Neben dem Individuum und dem Staat müssen die Unternehmen Verantwortung übernehmen. Ein wichtiges Stichwort bei dieser Auseinandersetzung ist Corporate Digital Responsibility, also der verantwortungsvolle Umgang mit Daten und digitaler Kommunikation – von Datenschutz bis zur informationellen Selbstbestimmung – durch Unternehmen, die nicht nur ihren Gewinn maximieren wollen, sondern sich im Zuge der voranschreitenden Digitalisierung auch neuen sozialen Herausforderungen stellen.
Das Abschlussplenum eröffnete Justizministerin Dr. Katarina Barley mit den Worten: „Die Digitalisierung der Welt ist ein gesellschaftliches Totalphänomen.“ Sie griff erneut das Thema Datenschutz, Verbraucherschutz und die Rolle der Politik auf. Spannend war hierbei die Aussage von Prof. Dr.

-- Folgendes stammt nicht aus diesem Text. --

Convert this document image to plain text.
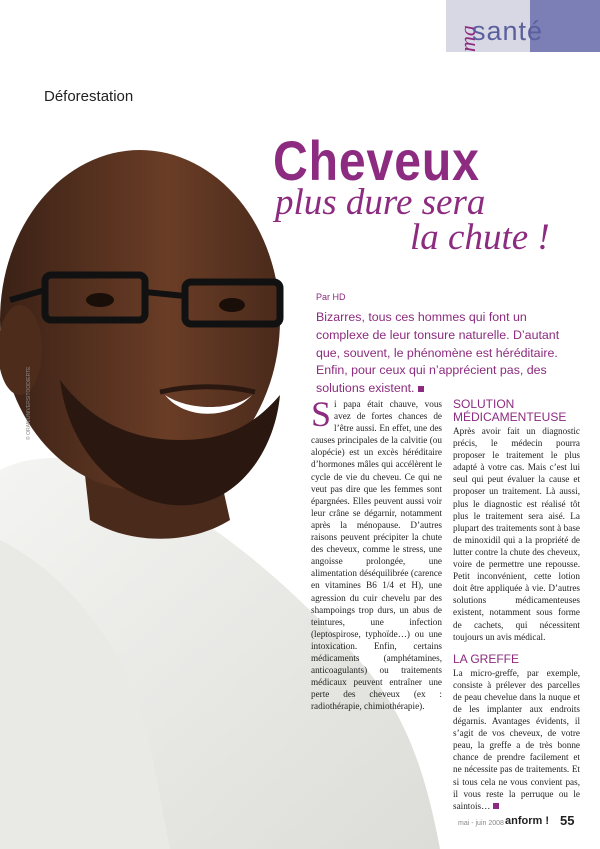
ma
santé
Déforestation
© ORAN/UNIVERSITOODIERTE
Cheveux
plus dure sera
la chute !
Par HD
Bizarres, tous ces hommes qui font un complexe de leur tonsure naturelle. D’autant que, souvent, le phénomène est héréditaire. Enfin, pour ceux qui n’apprécient pas, des solutions existent.
Si papa était chauve, vous avez de fortes chances de l’être aussi. En effet, une des causes principales de la calvitie (ou alopécie) est un excès héréditaire d’hormones mâles qui accélèrent le cycle de vie du cheveu. Ce qui ne veut pas dire que les femmes sont épargnées. Elles peuvent aussi voir leur crâne se dégarnir, notamment après la ménopause. D’autres raisons peuvent précipiter la chute des cheveux, comme le stress, une angoisse prolongée, une alimentation déséquilibrée (carence en vitamines B6 1/4 et H), une agression du cuir chevelu par des shampoings trop durs, un abus de teintures, une infection (leptospirose, typhoïde…) ou une intoxication. Enfin, certains médicaments (amphétamines, anticoagulants) ou traitements médicaux peuvent entraîner une perte des cheveux (ex : radiothérapie, chimiothérapie).
SOLUTION MÉDICAMENTEUSE

Après avoir fait un diagnostic précis, le médecin pourra proposer le traitement le plus adapté à votre cas. Mais c’est lui seul qui peut évaluer la cause et proposer un traitement. Là aussi, plus le diagnostic est réalisé tôt plus le traitement sera aisé. La plupart des traitements sont à base de minoxidil qui a la propriété de lutter contre la chute des cheveux, voire de permettre une repousse. Petit inconvénient, cette lotion doit être appliquée à vie. D’autres solutions médicamenteuses existent, notamment sous forme de cachets, qui nécessitent toujours un avis médical.

LA GREFFE

La micro-greffe, par exemple, consiste à prélever des parcelles de peau chevelue dans la nuque et de les implanter aux endroits dégarnis. Avantages évidents, il s’agit de vos cheveux, de votre peau, la greffe a de très bonne chance de prendre facilement et ne nécessite pas de traitements. Et si tous cela ne vous convient pas, il vous reste la perruque ou le saintois…

mai - juin 2008 anform ! 55
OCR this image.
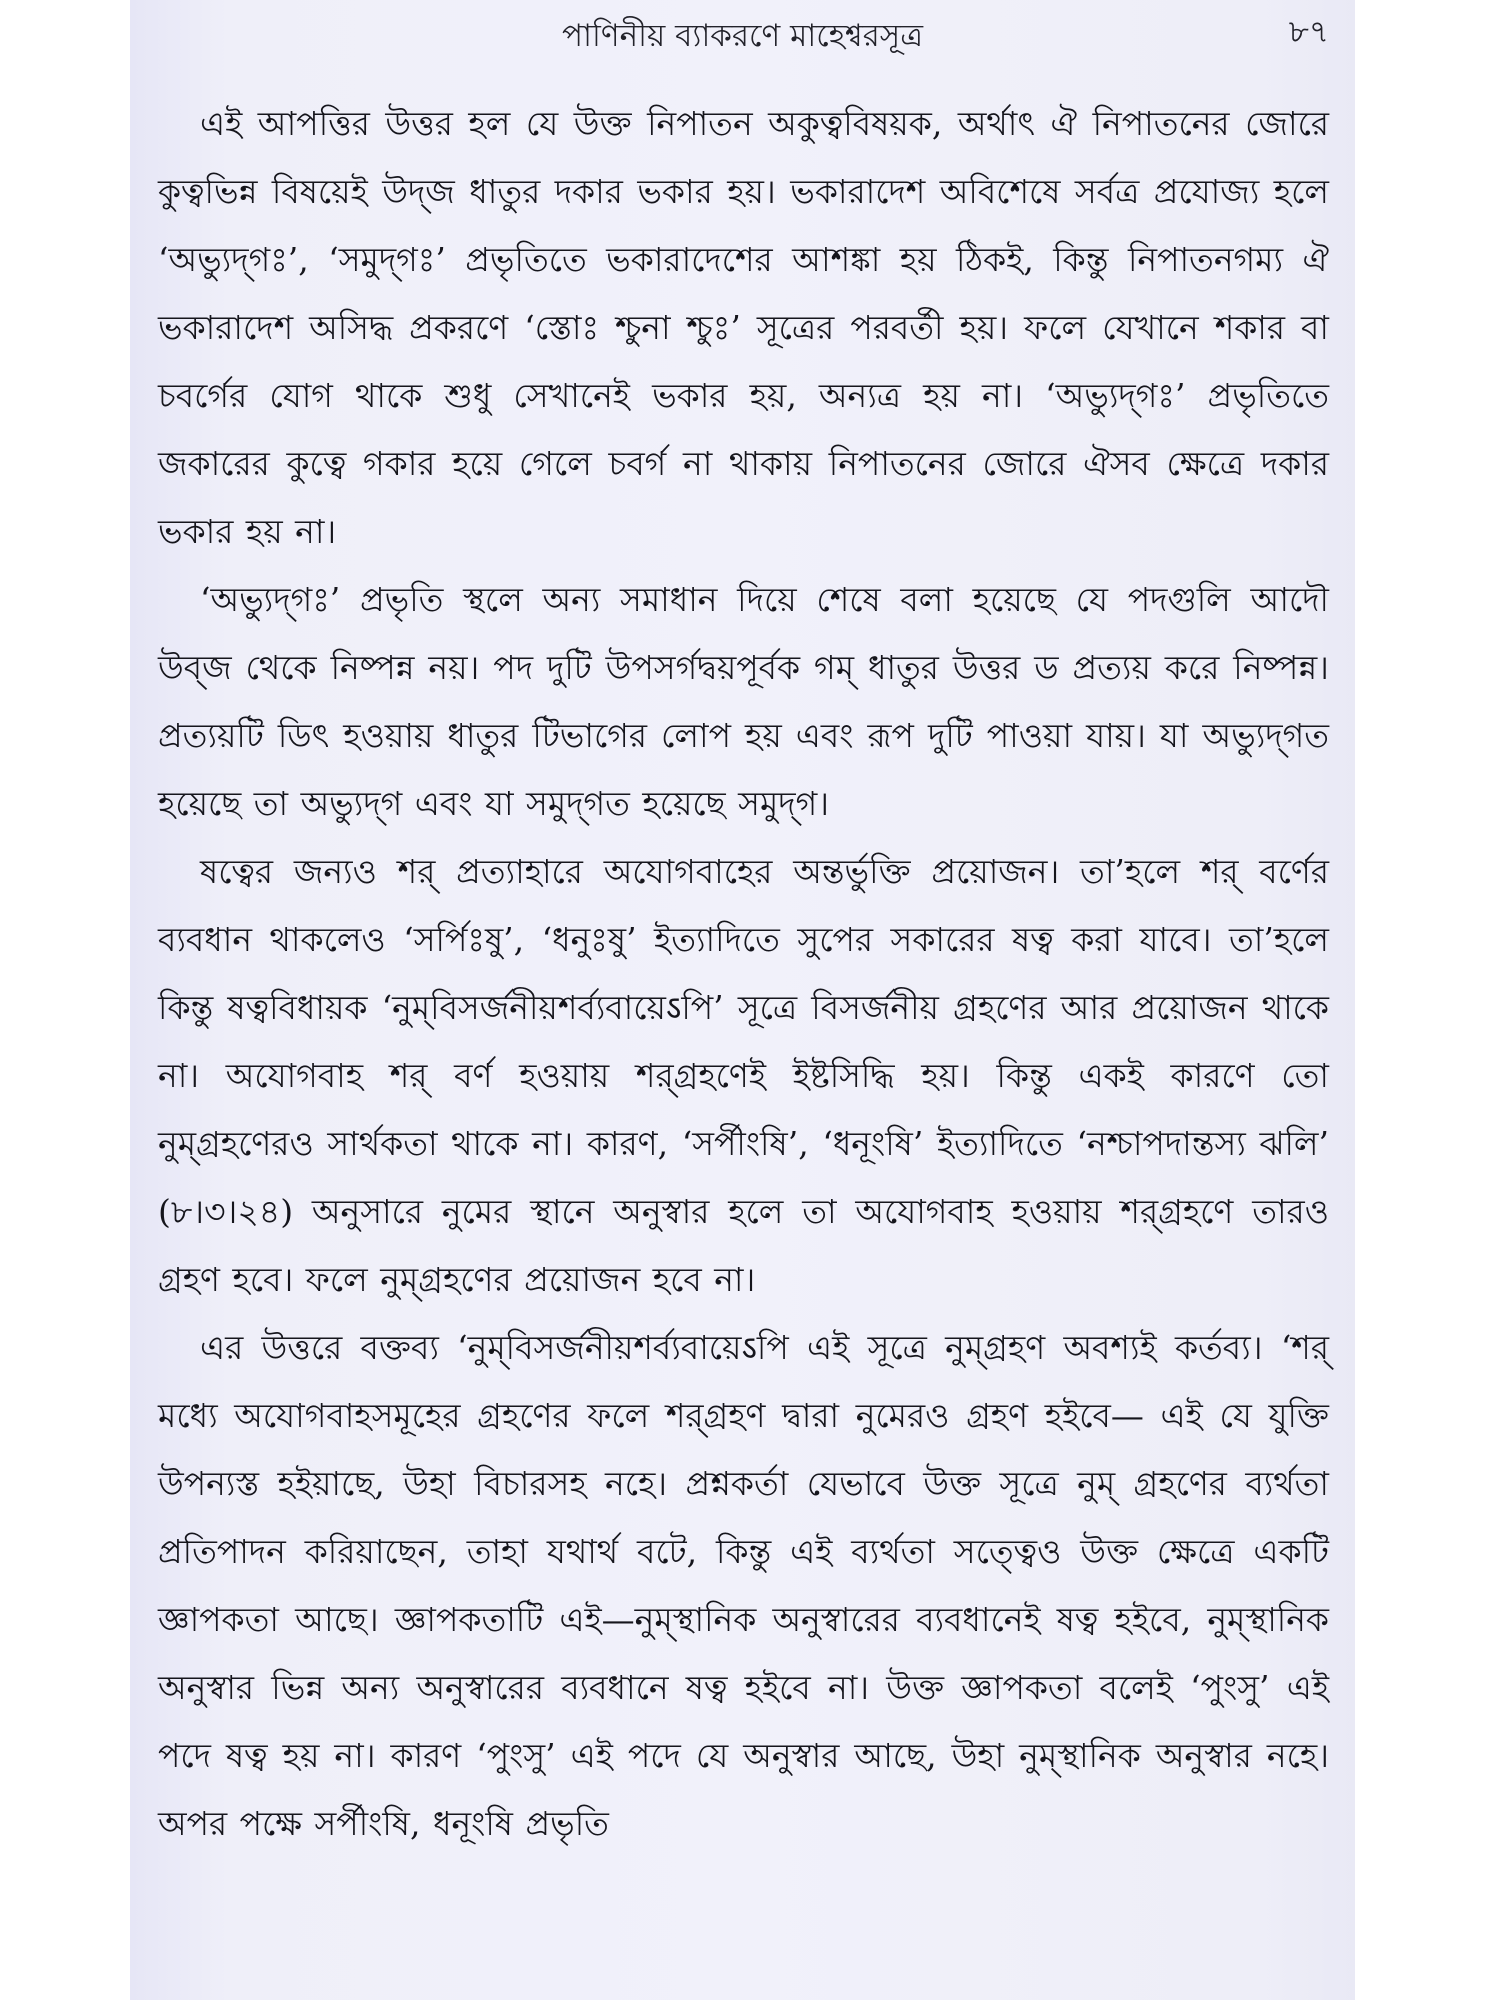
পাণিনীয় ব্যাকরণে মাহেশ্বরসূত্র	৮৭

এই আপত্তির উত্তর হল যে উক্ত নিপাতন অকুত্ববিষয়ক, অর্থাৎ ঐ নিপাতনের জোরে কুত্বভিন্ন বিষয়েই উদ্‌জ ধাতুর দকার ভকার হয়। ভকারাদেশ অবিশেষে সর্বত্র প্রযোজ্য হলে ‘অভ্যুদ্‌গঃ’, ‘সমুদ্‌গঃ’ প্রভৃতিতে ভকারাদেশের আশঙ্কা হয় ঠিকই, কিন্তু নিপাতনগম্য ঐ ভকারাদেশ অসিদ্ধ প্রকরণে ‘স্তোঃ শ্চুনা শ্চুঃ’ সূত্রের পরবর্তী হয়। ফলে যেখানে শকার বা চবর্গের যোগ থাকে শুধু সেখানেই ভকার হয়, অন্যত্র হয় না। ‘অভ্যুদ্‌গঃ’ প্রভৃতিতে জকারের কুত্বে গকার হয়ে গেলে চবর্গ না থাকায় নিপাতনের জোরে ঐসব ক্ষেত্রে দকার ভকার হয় না।

‘অভ্যুদ্‌গঃ’ প্রভৃতি স্থলে অন্য সমাধান দিয়ে শেষে বলা হয়েছে যে পদগুলি আদৌ উব্‌জ থেকে নিষ্পন্ন নয়। পদ দুটি উপসর্গদ্বয়পূর্বক গম্‌ ধাতুর উত্তর ড প্রত্যয় করে নিষ্পন্ন। প্রত্যয়টি ডিৎ হওয়ায় ধাতুর টিভাগের লোপ হয় এবং রূপ দুটি পাওয়া যায়। যা অভ্যুদ্‌গত হয়েছে তা অভ্যুদ্‌গ এবং যা সমুদ্‌গত হয়েছে সমুদ্‌গ।

ষত্বের জন্যও শর্‌ প্রত্যাহারে অযোগবাহের অন্তর্ভুক্তি প্রয়োজন। তা’হলে শর্‌ বর্ণের ব্যবধান থাকলেও ‘সর্পিঃষু’, ‘ধনুঃষু’ ইত্যাদিতে সুপের সকারের ষত্ব করা যাবে। তা’হলে কিন্তু ষত্ববিধায়ক ‘নুম্‌বিসর্জনীয়শর্ব্যবায়েऽপি’ সূত্রে বিসর্জনীয় গ্রহণের আর প্রয়োজন থাকে না। অযোগবাহ শর্‌ বর্ণ হওয়ায় শর্‌গ্রহণেই ইষ্টসিদ্ধি হয়। কিন্তু একই কারণে তো নুম্‌গ্রহণেরও সার্থকতা থাকে না। কারণ, ‘সর্পীংষি’, ‘ধনূংষি’ ইত্যাদিতে ‘নশ্চাপদান্তস্য ঝলি’ (৮।৩।২৪) অনুসারে নুমের স্থানে অনুস্বার হলে তা অযোগবাহ হওয়ায় শর্‌গ্রহণে তারও গ্রহণ হবে। ফলে নুম্‌গ্রহণের প্রয়োজন হবে না।

এর উত্তরে বক্তব্য ‘নুম্‌বিসর্জনীয়শর্ব্যবায়েऽপি এই সূত্রে নুম্‌গ্রহণ অবশ্যই কর্তব্য। ‘শর্‌ মধ্যে অযোগবাহসমূহের গ্রহণের ফলে শর্‌গ্রহণ দ্বারা নুমেরও গ্রহণ হইবে— এই যে যুক্তি উপন্যস্ত হইয়াছে, উহা বিচারসহ নহে। প্রশ্নকর্তা যেভাবে উক্ত সূত্রে নুম্‌ গ্রহণের ব্যর্থতা প্রতিপাদন করিয়াছেন, তাহা যথার্থ বটে, কিন্তু এই ব্যর্থতা সত্ত্বেও উক্ত ক্ষেত্রে একটি জ্ঞাপকতা আছে। জ্ঞাপকতাটি এই—নুম্‌স্থানিক অনুস্বারের ব্যবধানেই ষত্ব হইবে, নুম্‌স্থানিক অনুস্বার ভিন্ন অন্য অনুস্বারের ব্যবধানে ষত্ব হইবে না। উক্ত জ্ঞাপকতা বলেই ‘পুংসু’ এই পদে ষত্ব হয় না। কারণ ‘পুংসু’ এই পদে যে অনুস্বার আছে, উহা নুম্‌স্থানিক অনুস্বার নহে। অপর পক্ষে সর্পীংষি, ধনূংষি প্রভৃতি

Detlev Ganten, der es als unethisch bezeichnete, „dass die ganzen Daten in Krankenhäusern, bei Ärzten und Krankenkassen nicht für Forschung genutzt werden“ und damit sinnbildlich das Fazit des Tages festhielt: Sowohl die Nutzung als auch die Nicht-Nutzung von Daten kann ethisch und unethisch sein. Es geht vielmehr darum, Richtlinien und Regeln für den richtigen Umgang mit Daten festzulegen und zu vermitteln.